The amount of money paid to informants by HMRC in its attempts to crack down on tax evasion has leapt by more than 50% in a year to a record high of £605,000.
The tax authorities are increasingly rewarding tip-offs in an attempt to recoup the tens of billions lost annually to tax fraud.
According to research by City law firm RPC, the payouts have risen from £402,000 in 2013-14 through greater public awareness of the potential rewards, as people working in financial or professional services increasingly join the ranks of ex-spouses or former employees in providing tip-offs.
HMRC does not publicise its payments, with most of the hundreds of whistleblowers who contact it daily via its secure website or tax evasion hotline receiving no reward.
A spokesperson said: “The majority of people who provide information to us do so without any expectation of a financial reward. Cash rewards are discretionary and based on what is brought in as a direct result of the information provided.
“We receive information from a wide variety of sources and it is always used to make sure everyone pays what they should.”
Adam Craggs, tax partner at RPC, said the sharp rise in payments was likely due to greater public awareness of the pursuit of tax evaders.
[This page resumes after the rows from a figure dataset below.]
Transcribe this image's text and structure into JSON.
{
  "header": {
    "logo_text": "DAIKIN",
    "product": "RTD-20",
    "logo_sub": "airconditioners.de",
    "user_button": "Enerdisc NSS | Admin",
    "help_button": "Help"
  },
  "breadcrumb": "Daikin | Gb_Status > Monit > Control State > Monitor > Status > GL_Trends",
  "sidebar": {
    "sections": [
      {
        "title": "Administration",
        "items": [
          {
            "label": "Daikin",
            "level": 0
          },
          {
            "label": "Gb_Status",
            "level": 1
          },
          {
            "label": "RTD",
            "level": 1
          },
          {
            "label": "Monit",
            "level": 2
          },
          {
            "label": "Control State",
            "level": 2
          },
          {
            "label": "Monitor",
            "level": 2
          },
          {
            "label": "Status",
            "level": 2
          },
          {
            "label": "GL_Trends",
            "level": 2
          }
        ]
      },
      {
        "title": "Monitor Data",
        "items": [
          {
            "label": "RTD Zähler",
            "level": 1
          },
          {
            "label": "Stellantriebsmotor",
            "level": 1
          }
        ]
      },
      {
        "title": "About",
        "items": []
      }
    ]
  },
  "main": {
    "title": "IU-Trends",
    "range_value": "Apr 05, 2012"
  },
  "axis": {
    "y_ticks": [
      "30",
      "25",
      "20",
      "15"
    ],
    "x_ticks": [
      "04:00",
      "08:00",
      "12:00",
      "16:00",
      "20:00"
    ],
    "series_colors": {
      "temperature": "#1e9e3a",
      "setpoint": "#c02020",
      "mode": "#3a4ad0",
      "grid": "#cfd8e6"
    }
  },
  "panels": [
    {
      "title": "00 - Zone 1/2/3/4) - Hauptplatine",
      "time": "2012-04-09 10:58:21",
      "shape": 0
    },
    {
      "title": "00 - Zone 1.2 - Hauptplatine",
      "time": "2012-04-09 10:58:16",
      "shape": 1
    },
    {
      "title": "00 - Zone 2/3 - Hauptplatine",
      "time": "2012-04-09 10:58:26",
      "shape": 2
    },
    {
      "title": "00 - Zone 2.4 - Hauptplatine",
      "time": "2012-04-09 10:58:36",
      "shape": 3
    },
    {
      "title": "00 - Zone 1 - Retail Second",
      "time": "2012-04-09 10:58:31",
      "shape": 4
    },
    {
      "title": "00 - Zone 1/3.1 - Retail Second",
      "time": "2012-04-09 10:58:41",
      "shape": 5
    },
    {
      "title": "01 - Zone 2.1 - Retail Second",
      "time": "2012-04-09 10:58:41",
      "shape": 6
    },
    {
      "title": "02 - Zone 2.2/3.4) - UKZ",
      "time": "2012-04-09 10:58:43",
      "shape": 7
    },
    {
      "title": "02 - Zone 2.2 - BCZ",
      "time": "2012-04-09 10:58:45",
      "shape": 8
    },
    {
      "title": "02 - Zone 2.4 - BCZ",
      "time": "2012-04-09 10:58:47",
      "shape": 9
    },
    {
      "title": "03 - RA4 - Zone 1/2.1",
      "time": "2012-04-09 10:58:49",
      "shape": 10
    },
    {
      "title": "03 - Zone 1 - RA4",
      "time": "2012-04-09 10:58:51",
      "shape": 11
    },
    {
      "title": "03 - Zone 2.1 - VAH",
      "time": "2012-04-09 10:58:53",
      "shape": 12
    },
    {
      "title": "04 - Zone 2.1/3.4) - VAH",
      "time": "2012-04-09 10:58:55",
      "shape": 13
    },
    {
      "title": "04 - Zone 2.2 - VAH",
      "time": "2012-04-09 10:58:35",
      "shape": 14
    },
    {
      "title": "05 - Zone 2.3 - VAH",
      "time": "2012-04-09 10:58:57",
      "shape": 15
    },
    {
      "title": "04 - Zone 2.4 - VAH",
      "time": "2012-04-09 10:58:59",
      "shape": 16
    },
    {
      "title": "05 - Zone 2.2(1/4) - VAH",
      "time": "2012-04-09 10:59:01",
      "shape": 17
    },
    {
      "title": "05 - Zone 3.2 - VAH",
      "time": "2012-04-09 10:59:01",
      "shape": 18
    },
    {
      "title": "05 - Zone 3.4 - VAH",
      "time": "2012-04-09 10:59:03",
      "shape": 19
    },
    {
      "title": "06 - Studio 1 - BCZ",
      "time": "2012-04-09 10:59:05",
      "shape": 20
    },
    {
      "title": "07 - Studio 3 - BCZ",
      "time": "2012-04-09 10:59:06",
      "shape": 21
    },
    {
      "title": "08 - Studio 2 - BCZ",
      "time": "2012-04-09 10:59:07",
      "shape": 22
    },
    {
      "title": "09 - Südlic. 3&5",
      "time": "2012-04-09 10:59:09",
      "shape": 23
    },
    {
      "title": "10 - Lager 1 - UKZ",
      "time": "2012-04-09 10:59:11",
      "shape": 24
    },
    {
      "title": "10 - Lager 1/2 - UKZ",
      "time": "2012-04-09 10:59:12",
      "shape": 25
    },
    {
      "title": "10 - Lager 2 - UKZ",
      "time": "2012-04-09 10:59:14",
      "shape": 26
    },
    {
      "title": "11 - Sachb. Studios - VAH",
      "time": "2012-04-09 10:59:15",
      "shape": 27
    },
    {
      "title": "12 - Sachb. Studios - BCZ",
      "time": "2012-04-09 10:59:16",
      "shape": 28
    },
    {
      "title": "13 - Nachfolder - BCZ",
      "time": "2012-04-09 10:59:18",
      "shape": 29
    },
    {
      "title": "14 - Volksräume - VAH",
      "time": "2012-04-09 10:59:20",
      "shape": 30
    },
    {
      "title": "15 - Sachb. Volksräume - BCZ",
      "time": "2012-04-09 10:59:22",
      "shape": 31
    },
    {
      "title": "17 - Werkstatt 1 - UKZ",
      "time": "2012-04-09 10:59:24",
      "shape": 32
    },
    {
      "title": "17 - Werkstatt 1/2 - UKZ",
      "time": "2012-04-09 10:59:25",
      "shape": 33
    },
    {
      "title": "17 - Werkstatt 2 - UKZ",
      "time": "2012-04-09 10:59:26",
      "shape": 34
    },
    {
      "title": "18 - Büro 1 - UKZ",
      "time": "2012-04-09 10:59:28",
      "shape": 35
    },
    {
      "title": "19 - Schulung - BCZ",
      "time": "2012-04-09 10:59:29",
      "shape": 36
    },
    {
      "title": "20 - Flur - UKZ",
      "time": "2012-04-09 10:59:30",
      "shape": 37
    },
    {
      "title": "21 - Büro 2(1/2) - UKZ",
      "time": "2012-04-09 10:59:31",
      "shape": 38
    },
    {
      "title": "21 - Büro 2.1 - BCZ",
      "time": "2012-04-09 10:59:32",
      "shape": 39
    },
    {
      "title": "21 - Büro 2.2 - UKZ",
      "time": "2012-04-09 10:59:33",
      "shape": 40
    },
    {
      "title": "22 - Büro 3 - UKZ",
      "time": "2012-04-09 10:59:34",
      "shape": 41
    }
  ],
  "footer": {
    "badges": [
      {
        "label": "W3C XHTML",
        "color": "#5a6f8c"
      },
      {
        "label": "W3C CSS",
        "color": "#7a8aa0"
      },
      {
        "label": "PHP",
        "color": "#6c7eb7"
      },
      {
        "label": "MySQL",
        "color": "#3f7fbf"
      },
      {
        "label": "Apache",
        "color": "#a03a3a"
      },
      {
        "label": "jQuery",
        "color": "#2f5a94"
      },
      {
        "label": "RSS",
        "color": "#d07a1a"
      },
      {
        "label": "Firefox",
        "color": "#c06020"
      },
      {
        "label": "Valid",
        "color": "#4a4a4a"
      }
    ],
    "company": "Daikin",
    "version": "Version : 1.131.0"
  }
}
But he warned: “Many members of the public have an unrealistic view of the value of their information.”
While HMRC could not put a figure on how much tax was collected via informants, it said staff chased down £23.9bn in additional revenue above what taxpayers initially declared they owed last year.
The revenue service has come under pressure from the Treasury to increase its tax yield, and has been criticised in recent years for failing to chase up potential tax-dodgers – not least for only prosecuting one of 1,000 Britons named in 2010 as having secret Swiss accounts with HSBC.
HMRC’s latest estimates put the “tax gap” at £34bn, meaning around 6.8% of tax is uncollected through error, avoidance, evasion and other criminal activity. However, other studies have come up with a much higher figure.
A report by the director of Tax Research, Richard Murphy, for the PCS union, which represents most staff at HMRC, found that tax evasion in UK was expected to reach £85bn in 2014-15 (with another £40bn missing via non-payment or avoidance).
Murphy said higher payments to informants were welcome, and said HMRC should go further in implementing a formal system. He said: “It’s one of the cheapest ways we get the information to tax those who are evading. It’s far easier for informants to provide it than for the revenue to assemble the case, and massively shortcuts the work of HMRC.
“It increases the number of prosecutions and increases the uncertainty of those who are evading about the risk they take.”
HMRC pays discretionary awards based on factors including the amount of tax recovered and the time saved in investigations.
Murphy called for a US-style system where informants get up to 30% of the eventual settlement. “That’s a massive incentive for people.
“There are well-publicised campaigns about shopping benefit cheats, but the losses from tax evasion are now about 100 times bigger. Why aren’t they spending the same money publicising tax evasion hotlines? Let’s treat tax cheats for what they are – criminals.”